The Backstory of My Book

In the 1940s and 50s when I was growing up, my mother suffered from major depressive disorder. In those years the medical community did little to educate patients or their families.

“Families – especially immigrant families such as mine — were left to suffer in silence and shame, not knowing where to turn for answers or options.”

The curtain to what was the so-called “normal” for my family and others is certainly lifting. However, there are still communities and religious sects that adhere to the belief that problems in any family should stay within the family. Despite the fact that there has been a paradigm shift in de-stigmatizing illnesses in general, mental illness hits too close to home for many people in today’s world. With an ever increasing number of teen suicides and mentally ill adults who are being incarcerated instead of hospitalized, we still need considerable funding for research to better understand how to diagnose and treat patients. Throughout the world –not just in America – there is an urgent need to know how to better identify unusual or aberrant behavior and then be able to offer appropriate treatment for those who are suffering and for their families.

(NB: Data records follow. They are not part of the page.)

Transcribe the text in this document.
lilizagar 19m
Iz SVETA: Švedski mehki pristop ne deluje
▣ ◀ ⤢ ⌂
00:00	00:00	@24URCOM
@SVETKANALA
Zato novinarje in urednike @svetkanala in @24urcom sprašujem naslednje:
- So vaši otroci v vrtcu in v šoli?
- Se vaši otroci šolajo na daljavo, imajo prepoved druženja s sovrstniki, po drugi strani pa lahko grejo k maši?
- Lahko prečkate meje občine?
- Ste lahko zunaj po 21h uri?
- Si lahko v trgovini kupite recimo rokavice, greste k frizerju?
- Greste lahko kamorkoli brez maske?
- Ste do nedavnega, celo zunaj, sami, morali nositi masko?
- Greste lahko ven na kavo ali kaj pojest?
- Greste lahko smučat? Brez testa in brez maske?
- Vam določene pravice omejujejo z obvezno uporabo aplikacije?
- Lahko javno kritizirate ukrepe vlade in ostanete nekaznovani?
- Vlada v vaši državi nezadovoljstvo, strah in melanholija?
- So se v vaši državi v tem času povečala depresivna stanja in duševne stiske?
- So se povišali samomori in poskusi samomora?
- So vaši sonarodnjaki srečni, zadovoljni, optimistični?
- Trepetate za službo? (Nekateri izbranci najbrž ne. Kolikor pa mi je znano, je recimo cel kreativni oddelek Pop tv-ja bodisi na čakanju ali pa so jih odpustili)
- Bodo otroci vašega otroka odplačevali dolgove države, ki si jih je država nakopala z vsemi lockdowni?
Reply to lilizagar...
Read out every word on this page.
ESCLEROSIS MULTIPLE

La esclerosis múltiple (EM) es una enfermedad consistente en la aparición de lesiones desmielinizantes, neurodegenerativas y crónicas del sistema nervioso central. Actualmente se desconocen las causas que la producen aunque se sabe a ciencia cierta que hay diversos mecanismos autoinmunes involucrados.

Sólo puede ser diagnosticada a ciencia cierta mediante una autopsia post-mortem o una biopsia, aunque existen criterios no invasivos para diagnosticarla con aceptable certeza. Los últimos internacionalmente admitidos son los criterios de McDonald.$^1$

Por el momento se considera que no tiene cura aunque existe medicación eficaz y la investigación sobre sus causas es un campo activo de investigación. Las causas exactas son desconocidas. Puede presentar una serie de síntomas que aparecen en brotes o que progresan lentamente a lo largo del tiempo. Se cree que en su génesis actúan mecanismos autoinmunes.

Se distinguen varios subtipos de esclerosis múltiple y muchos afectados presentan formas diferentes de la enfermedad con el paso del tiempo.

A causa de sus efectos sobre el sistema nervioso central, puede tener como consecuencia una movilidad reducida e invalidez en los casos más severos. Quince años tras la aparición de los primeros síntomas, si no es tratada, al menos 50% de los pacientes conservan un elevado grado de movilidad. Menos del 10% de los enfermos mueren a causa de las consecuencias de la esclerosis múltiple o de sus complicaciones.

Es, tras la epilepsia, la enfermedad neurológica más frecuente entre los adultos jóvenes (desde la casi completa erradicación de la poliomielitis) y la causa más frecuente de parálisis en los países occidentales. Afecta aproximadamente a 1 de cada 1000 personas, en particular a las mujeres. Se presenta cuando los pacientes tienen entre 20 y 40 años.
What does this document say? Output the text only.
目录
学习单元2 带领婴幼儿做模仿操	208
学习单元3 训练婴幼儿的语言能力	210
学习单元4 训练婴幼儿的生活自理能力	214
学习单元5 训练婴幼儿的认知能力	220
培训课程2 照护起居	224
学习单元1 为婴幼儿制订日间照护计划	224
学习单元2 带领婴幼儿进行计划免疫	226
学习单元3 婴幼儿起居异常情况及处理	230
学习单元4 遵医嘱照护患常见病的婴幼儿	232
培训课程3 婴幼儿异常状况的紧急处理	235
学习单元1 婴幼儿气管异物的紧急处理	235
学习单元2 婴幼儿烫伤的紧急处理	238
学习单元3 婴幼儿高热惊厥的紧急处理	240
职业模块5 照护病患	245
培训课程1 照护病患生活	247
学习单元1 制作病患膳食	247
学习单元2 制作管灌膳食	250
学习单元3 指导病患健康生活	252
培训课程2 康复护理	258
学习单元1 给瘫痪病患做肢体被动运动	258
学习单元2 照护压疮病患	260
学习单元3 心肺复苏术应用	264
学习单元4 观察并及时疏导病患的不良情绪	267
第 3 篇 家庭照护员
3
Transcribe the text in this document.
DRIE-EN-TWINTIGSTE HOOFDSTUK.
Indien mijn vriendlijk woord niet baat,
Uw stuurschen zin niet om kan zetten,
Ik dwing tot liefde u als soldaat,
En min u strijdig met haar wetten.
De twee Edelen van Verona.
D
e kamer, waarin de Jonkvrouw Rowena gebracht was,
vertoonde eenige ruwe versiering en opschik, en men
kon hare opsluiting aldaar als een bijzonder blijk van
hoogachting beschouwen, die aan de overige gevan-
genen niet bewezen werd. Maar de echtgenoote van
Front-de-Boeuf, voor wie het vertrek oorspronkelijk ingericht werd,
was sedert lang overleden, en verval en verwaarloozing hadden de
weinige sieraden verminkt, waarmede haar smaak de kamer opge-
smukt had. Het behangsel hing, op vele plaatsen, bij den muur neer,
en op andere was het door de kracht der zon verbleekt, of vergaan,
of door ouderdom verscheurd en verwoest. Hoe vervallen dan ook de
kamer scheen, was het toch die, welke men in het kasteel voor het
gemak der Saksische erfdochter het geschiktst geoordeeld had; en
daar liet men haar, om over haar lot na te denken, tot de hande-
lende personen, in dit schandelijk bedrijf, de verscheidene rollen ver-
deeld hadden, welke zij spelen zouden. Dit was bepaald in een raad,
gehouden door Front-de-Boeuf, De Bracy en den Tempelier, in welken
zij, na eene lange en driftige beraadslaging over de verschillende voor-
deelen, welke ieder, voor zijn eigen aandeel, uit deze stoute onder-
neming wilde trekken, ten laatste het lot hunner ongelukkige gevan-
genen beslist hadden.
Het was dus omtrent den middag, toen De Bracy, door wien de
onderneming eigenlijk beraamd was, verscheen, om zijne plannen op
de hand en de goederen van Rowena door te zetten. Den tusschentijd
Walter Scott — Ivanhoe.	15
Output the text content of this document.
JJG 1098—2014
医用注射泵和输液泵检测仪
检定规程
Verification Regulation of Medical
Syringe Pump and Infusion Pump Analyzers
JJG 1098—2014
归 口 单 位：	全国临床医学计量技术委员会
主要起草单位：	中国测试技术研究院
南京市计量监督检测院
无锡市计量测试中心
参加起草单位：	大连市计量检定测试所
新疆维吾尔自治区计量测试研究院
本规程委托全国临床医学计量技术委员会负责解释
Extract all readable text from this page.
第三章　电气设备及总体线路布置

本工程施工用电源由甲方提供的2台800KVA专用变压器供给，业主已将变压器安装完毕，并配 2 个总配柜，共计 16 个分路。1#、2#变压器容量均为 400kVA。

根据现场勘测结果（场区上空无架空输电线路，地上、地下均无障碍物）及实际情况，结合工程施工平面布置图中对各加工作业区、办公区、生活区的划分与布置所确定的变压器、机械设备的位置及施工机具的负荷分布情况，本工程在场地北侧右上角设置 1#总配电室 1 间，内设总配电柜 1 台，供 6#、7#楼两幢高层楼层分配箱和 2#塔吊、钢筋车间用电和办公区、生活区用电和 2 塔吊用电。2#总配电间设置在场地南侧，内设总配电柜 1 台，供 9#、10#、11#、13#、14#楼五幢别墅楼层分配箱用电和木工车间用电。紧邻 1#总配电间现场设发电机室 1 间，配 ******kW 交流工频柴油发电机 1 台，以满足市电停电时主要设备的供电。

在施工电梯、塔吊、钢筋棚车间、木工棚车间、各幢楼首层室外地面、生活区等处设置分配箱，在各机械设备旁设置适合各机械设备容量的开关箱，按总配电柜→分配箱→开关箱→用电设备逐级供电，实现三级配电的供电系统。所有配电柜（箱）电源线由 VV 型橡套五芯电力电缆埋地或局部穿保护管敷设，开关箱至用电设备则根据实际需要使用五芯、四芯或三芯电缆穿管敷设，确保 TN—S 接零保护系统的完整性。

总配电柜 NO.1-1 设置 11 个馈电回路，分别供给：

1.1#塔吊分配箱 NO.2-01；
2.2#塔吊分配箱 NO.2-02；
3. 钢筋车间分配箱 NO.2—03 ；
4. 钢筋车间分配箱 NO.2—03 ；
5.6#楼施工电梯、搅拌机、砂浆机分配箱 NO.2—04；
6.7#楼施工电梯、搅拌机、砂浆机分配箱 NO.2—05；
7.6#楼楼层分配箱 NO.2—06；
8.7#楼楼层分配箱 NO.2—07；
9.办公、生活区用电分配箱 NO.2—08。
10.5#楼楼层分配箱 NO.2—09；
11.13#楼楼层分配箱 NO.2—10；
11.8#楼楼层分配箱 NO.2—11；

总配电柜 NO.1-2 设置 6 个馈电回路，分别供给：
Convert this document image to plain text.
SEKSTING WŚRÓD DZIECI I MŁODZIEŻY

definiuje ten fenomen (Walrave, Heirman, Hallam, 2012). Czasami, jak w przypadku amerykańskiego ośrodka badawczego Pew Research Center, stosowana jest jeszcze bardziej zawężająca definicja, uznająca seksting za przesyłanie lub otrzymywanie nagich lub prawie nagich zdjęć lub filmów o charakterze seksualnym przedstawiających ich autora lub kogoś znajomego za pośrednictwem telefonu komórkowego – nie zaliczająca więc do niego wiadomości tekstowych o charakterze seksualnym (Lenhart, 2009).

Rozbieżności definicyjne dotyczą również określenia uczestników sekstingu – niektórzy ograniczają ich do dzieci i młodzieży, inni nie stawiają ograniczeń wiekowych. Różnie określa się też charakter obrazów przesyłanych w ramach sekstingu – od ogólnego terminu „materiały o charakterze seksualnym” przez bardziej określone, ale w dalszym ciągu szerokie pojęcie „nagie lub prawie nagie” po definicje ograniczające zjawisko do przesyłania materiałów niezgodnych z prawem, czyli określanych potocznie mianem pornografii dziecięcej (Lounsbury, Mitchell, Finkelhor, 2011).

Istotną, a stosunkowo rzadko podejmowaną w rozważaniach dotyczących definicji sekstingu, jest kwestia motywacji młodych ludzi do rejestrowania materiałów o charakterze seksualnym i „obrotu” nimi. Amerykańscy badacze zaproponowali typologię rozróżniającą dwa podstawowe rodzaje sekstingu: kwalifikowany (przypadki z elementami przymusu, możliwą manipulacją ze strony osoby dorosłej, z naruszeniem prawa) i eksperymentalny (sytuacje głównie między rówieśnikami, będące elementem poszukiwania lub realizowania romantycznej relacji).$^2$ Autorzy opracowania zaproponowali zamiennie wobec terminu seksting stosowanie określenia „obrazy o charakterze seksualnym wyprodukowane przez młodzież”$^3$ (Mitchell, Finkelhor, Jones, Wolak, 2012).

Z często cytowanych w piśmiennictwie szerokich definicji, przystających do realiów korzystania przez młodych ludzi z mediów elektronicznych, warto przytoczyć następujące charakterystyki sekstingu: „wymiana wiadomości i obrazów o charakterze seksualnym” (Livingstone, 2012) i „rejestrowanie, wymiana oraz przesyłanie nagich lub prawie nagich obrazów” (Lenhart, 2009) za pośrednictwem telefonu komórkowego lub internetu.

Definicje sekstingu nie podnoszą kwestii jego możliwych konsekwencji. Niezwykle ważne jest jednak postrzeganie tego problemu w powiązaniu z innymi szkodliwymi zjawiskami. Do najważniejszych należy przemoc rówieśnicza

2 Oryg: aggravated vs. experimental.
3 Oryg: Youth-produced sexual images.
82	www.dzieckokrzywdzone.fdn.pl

Further scientific research is needed to help families identify mental illness even in young children and in all socio-economic groups. Treatment centers and hospitals should be available for those in need.

In addition, pediatricians, teachers, and social workers must all be trained to recognize the signs and symptoms that children who are living in the midst of chaos exhibit in their behavior. Professionals should be able to recognize even subtle signs and then take action to intervene and advocate for those children to receive help.

Although mentors and significant non-professional adults can also be very helpful, I’ve always believed that a psychotherapeutic relationship with a skilled therapist is the best course in the SELF.  It is a safe place to get in touch with one’s strengths and to better understand patterns of behavior that have been destructive or unhelpful. It’s also the best way to become unstuck, to move forward with hope and strength.

From the feedback I’ve received both from professional reviewers and readers from here and abroad, my story is giving others hope that they, too, can help lift the curtain of shame from any aspect of their life that has trapped them into a victim’s position where they were unable to know all the parts of themselves or to value all their God-given gifts beyond their pain.

I did not write the story of my personal survival to relate only to adult children of the mentally ill. I think that most readers are able to use what I’ve experienced to help them understand, identify, and empathize with any dysfunctional situation in their own lives or the lives of others.

Those in the professional community of therapists, social workers, and psychologists are claiming to benefit from what I share about processing years of trauma by examining them through the lens of time and with the help of skilled professionals. Gaining inspiration and the ability to forgive without forgetting is never easy. However, it is my hope that in my search for ways to face a reality that was never acknowledged, I am encouraging others to succeed in finding ways to feel more at peace as they cope with whatever obstacles have blocked their path to healing.

I’d also like to believe that in sharing my family’s story, it will speak to all immigrants attempting to adjust to a new world, learning a new language, and struggling to be American in an America that often does not understand their plight or their pain. I also hope to reach all families that lived with or are living with unanswered questions about a family member’s illness and have seen a sibling or a parent as I saw my mother when I wasn’t even of school age.  I hope that as readers relate to my story, it will resonate with them, and take them to new places of healing.

“Her face would change beyond recognition and all that Father would say was, ‘Your mother, she’s not herself.’ Perhaps he hadn’t the words to explain her illness to himself, let alone a child of five. Yet, if she wasn’t herself, who was she?”

I trust that readers will find the courage to take secrets out of their family’s closet and reach out for help to conquer their personal demons. Suffering alone  without explanations is no way to live. Finding strength and learning to move beyond the darkness of trauma into the light of healing is a true gift, one that each of us deserves.